Jul 2, 2010

STRAY - SUICIDE (TRANSATLANTIC 1971) Jap mastering cardboard sleeve

One of the most consistent and popular bands of the 70s, Stray trod a fine line between Hard Rock, Prog, and harmony-driven Boogie, their powerful playing, hook-laden melodies and accomplished harmonies appealing equally to all three audiences. Formed in 1966 by guitarist Del Bromham, who still fronts the band today, they were originally a Mod combo, inspired by the likes of The Small Faces. They built up a reputation on the West London circuit and by the late 60s they'd moved a long way from R&B and Soul covers, eventually writing their own songs and embracing fullblown Psychedelia. By the turn of the 70s they were well established at the forefront of the Underground/Progressive circuit, with a massive following in Europe, and they continued to thrive until the Punk explosion abruptly terminated the Prog scene. After splitting in 1977 they reformed in the early 80s, and they continue to tour and record.
London, England's Stray yielded a prolific career yet managed to elude the fame enjoyed by contemporaries like Cream, Thin Lizzy, or even Mountain. Formed in 1966, the hard rock, prog, and R&B outfit comprised of vocalist/guitarist Del Bromham, vocalist/guitarist Steve Gadd, bass player Gary Giles, and drummer Ritchie Cole signed to Transatlantic Records and released its debut, self-titled album in 1970. The group flirted with success throughout the '70s, releasing nine more records and even recruiting Charlie Kray -- the brother of the notorious Kray twins -- as their manager. In 1975, just prior to the release of Houdini, Gadd was replaced by Peter Dyer, who injected some much-needed life into the band, though the end was near for the financially strapped rockers. They released their last record, the ambitious Hearts of Fire, in 1976 on the Pye label, and proceeded to splinter off into various solo projects. Bromham re-formed the group in 1997 as a three-piece with newcomers Dusty Miller and Phil McKee, renaming the band Del Bromham's Stray, and released a live record called Alive and Giggin' on Mystic Records.[allmusic]
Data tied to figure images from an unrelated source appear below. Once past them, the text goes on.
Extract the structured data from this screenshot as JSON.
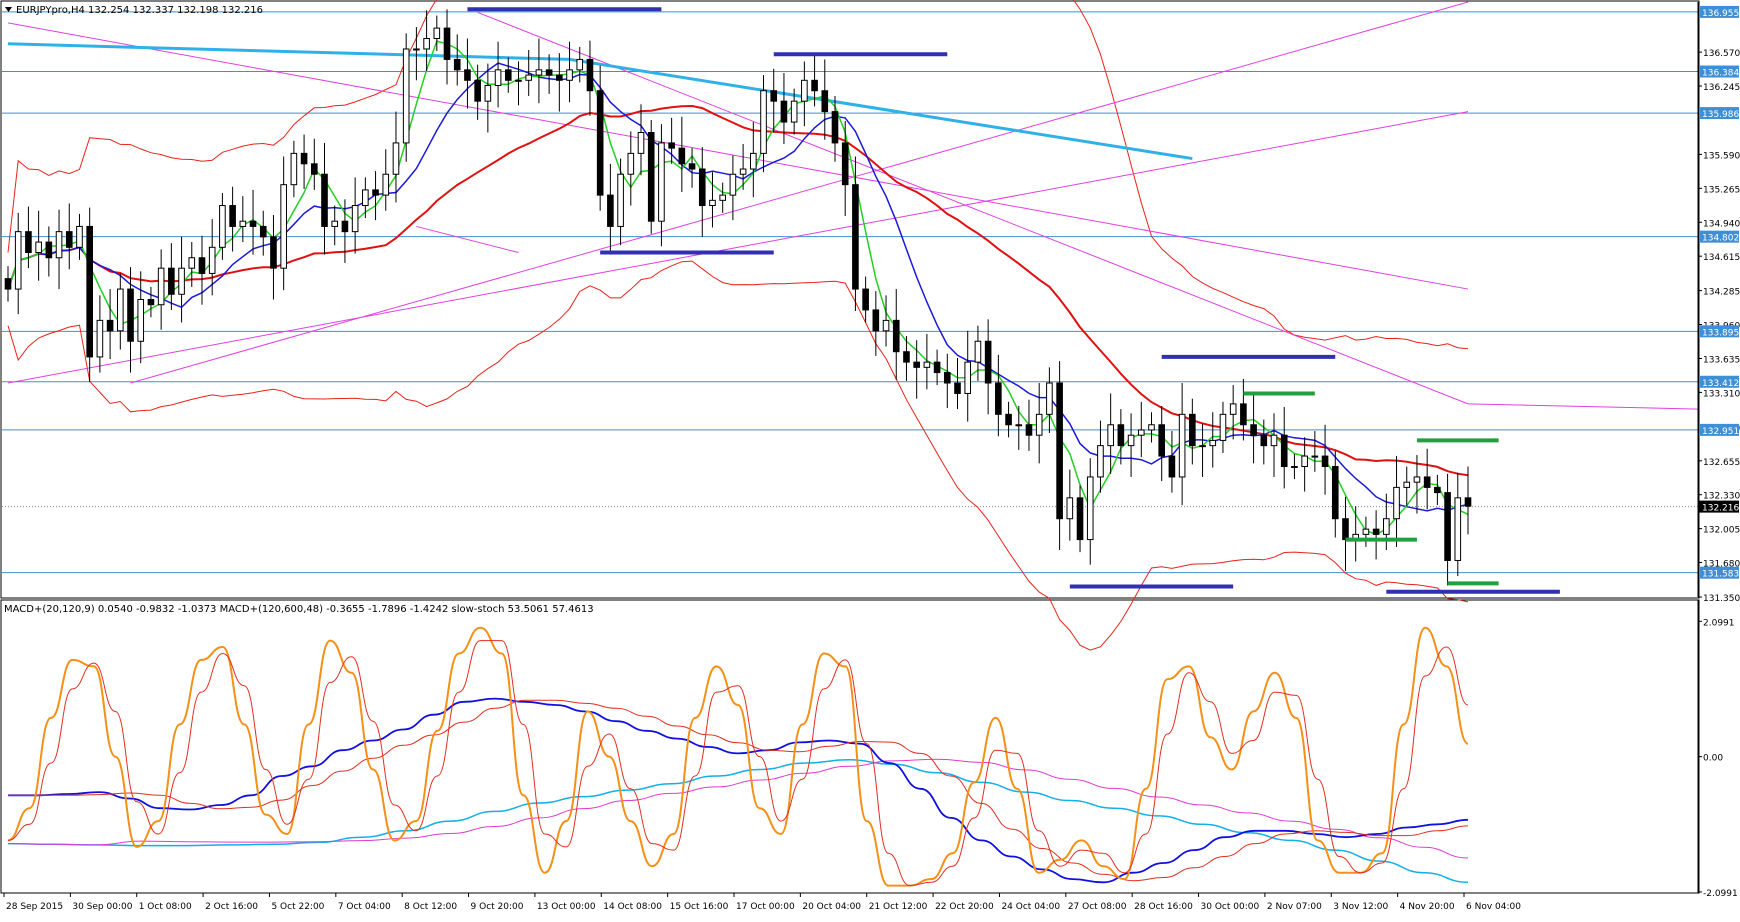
{
  "chart_title": "EURJPYpro,H4  132.254 132.337 132.198 132.216",
  "indicator_title": "MACD+(20,120,9) 0.0540 -0.9832 -1.0373  MACD+(120,600,48) -0.3655 -1.7896 -1.4242  slow-stoch 53.5061 57.4613",
  "colors": {
    "background": "#ffffff",
    "grid_h": "#3f8fd6",
    "bb_line": "#e8231a",
    "ma_slow": "#e01010",
    "ma_blue": "#1a1ad8",
    "ma_green": "#22d022",
    "trend_magenta": "#e040e0",
    "trend_cyan": "#30b0e8",
    "zone_blue": "#3030b0",
    "zone_green": "#20a040",
    "stoch_orange": "#f39018",
    "stoch_red": "#e03020",
    "macd1_blue": "#1010e0",
    "macd2_cyan": "#10b0e8",
    "macd2_pink": "#e03ad0",
    "price_box": "#3f8fd6",
    "current_box": "#000000"
  },
  "chart_data": [
    {
      "type": "candlestick",
      "title": "EURJPYpro,H4  132.254 132.337 132.198 132.216",
      "ylim": [
        131.35,
        137.05
      ],
      "price_scale_ticks": [
        "136.570",
        "136.245",
        "135.590",
        "135.265",
        "134.940",
        "134.615",
        "134.285",
        "133.960",
        "133.635",
        "133.310",
        "132.980",
        "132.655",
        "132.330",
        "132.005",
        "131.680",
        "131.350"
      ],
      "horizontal_levels": [
        "136.955",
        "136.384",
        "135.986",
        "134.802",
        "133.895",
        "133.412",
        "132.951",
        "131.583"
      ],
      "current_price": "132.216",
      "x_tick_labels": [
        "28 Sep 2015",
        "30 Sep 00:00",
        "1 Oct 08:00",
        "2 Oct 16:00",
        "5 Oct 22:00",
        "7 Oct 04:00",
        "8 Oct 12:00",
        "9 Oct 20:00",
        "13 Oct 00:00",
        "14 Oct 08:00",
        "15 Oct 16:00",
        "17 Oct 00:00",
        "20 Oct 04:00",
        "21 Oct 12:00",
        "22 Oct 20:00",
        "24 Oct 04:00",
        "27 Oct 08:00",
        "28 Oct 16:00",
        "30 Oct 00:00",
        "2 Nov 07:00",
        "3 Nov 12:00",
        "4 Nov 20:00",
        "6 Nov 04:00"
      ],
      "closes": [
        134.3,
        134.85,
        134.65,
        134.75,
        134.6,
        134.85,
        134.7,
        134.9,
        133.65,
        134.0,
        133.9,
        134.3,
        133.8,
        134.2,
        134.15,
        134.5,
        134.25,
        134.5,
        134.6,
        134.45,
        134.7,
        135.1,
        134.9,
        134.95,
        134.9,
        134.8,
        134.5,
        135.3,
        135.6,
        135.5,
        135.4,
        134.9,
        134.95,
        134.85,
        135.1,
        135.25,
        135.2,
        135.4,
        135.7,
        136.6,
        136.6,
        136.7,
        136.8,
        136.5,
        136.4,
        136.3,
        136.1,
        136.25,
        136.4,
        136.3,
        136.3,
        136.35,
        136.4,
        136.35,
        136.3,
        136.4,
        136.5,
        136.2,
        135.2,
        134.9,
        135.4,
        135.6,
        135.8,
        134.95,
        135.7,
        135.65,
        135.5,
        135.45,
        135.1,
        135.15,
        135.2,
        135.4,
        135.45,
        135.6,
        136.2,
        136.1,
        135.9,
        136.1,
        136.3,
        136.2,
        136.0,
        135.7,
        135.3,
        134.3,
        134.1,
        133.9,
        134.0,
        133.7,
        133.6,
        133.55,
        133.6,
        133.5,
        133.4,
        133.3,
        133.6,
        133.8,
        133.4,
        133.1,
        133.0,
        133.0,
        132.9,
        133.1,
        133.4,
        132.1,
        132.3,
        131.9,
        132.5,
        132.8,
        133.0,
        132.8,
        132.9,
        132.95,
        133.0,
        132.7,
        132.5,
        133.1,
        132.8,
        132.8,
        132.85,
        133.1,
        133.2,
        133.0,
        132.9,
        132.8,
        132.9,
        132.6,
        132.6,
        132.7,
        132.7,
        132.6,
        132.1,
        131.9,
        131.95,
        132.0,
        131.95,
        132.1,
        132.4,
        132.45,
        132.5,
        132.4,
        132.35,
        131.7,
        132.3,
        132.22
      ]
    },
    {
      "type": "line",
      "title": "MACD+(20,120,9) 0.0540 -0.9832 -1.0373  MACD+(120,600,48) -0.3655 -1.7896 -1.4242  slow-stoch 53.5061 57.4613",
      "ylim": [
        -2.1,
        2.15
      ],
      "y_tick_labels": [
        "2.0991",
        "0.00",
        "-2.0991"
      ],
      "series": [
        {
          "values_note": "",
          "values": [
            -0.8,
            -0.85,
            -0.78,
            -0.7,
            -0.74,
            -0.72,
            -0.7,
            -0.6,
            -0.5,
            -0.2,
            0.3,
            0.6,
            1.0,
            1.3,
            1.4,
            1.45,
            1.42,
            1.4,
            1.45,
            1.4,
            1.38,
            1.35,
            1.3,
            1.2,
            1.1,
            0.9,
            0.75,
            0.7,
            0.65,
            0.55,
            0.4,
            0.25,
            0.1,
            0.05,
            0.35,
            0.45,
            0.25,
            0.05,
            -0.2,
            -0.35,
            -0.55,
            -0.75,
            -0.85,
            -0.9,
            -1.0,
            -1.1,
            -1.3,
            -1.5,
            -1.65,
            -1.8,
            -1.92,
            -2.0,
            -1.95,
            -1.85,
            -1.7,
            -1.55,
            -1.4,
            -1.3,
            -1.2,
            -1.05
          ]
        }
      ]
    }
  ],
  "stoch_series": [
    -1.3,
    -0.8,
    0.6,
    1.5,
    1.4,
    0.0,
    -1.4,
    -1.0,
    0.5,
    1.5,
    1.7,
    0.5,
    -0.9,
    -1.2,
    0.5,
    1.8,
    1.3,
    -0.2,
    -1.3,
    -1.0,
    0.4,
    1.6,
    2.0,
    1.6,
    -0.6,
    -1.8,
    -1.0,
    0.7,
    0.0,
    -1.0,
    -1.7,
    -1.2,
    0.6,
    1.4,
    0.8,
    -0.8,
    -1.2,
    0.5,
    1.6,
    1.4,
    -1.0,
    -2.0,
    -2.0,
    -1.9,
    -1.5,
    -0.4,
    0.6,
    -0.5,
    -1.8,
    -1.6,
    -1.3,
    -1.7,
    -1.9,
    -0.5,
    1.2,
    1.4,
    0.3,
    -0.2,
    0.7,
    1.3,
    0.6,
    -1.3,
    -1.8,
    -1.8,
    -1.5,
    0.5,
    2.0,
    1.4,
    0.2
  ],
  "macd1_series": [
    -0.6,
    -0.6,
    -0.58,
    -0.55,
    -0.65,
    -0.8,
    -0.82,
    -0.75,
    -0.6,
    -0.3,
    -0.15,
    0.1,
    0.25,
    0.42,
    0.65,
    0.85,
    0.9,
    0.85,
    0.8,
    0.7,
    0.55,
    0.4,
    0.28,
    0.15,
    0.05,
    0.1,
    0.22,
    0.25,
    0.2,
    -0.1,
    -0.5,
    -0.95,
    -1.3,
    -1.55,
    -1.75,
    -1.9,
    -1.95,
    -1.8,
    -1.65,
    -1.45,
    -1.25,
    -1.15,
    -1.15,
    -1.2,
    -1.25,
    -1.2,
    -1.1,
    -1.05,
    -0.98
  ],
  "macd2_series": [
    -1.35,
    -1.36,
    -1.37,
    -1.38,
    -1.38,
    -1.37,
    -1.36,
    -1.33,
    -1.25,
    -1.15,
    -1.0,
    -0.85,
    -0.72,
    -0.62,
    -0.52,
    -0.42,
    -0.3,
    -0.2,
    -0.1,
    -0.05,
    -0.12,
    -0.25,
    -0.4,
    -0.55,
    -0.68,
    -0.8,
    -0.92,
    -1.05,
    -1.18,
    -1.3,
    -1.45,
    -1.62,
    -1.8,
    -1.95
  ]
}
frumious bandersnatch said...

Very cool early hard-rock album. All of their early output is interesting.
They must have feel a bit out of place on a folk label like Transatlantic !
Some reissues from a few years ago on Castle/Sanctuary exist, including a very good 2 CDs anthology, though they must be out of print at the moment, as this label has unfortunately closed.

Anonymous said...

Nice One! Great blog, rare music, a real treat!

Anonymous said...

Delicious sounds from the very brilliant Stray. They were a definite requirement to go and see in the early seventies. All those Stray, Groundhogs, and early Bowie gigs make you gratefull that you were a teenager during that period.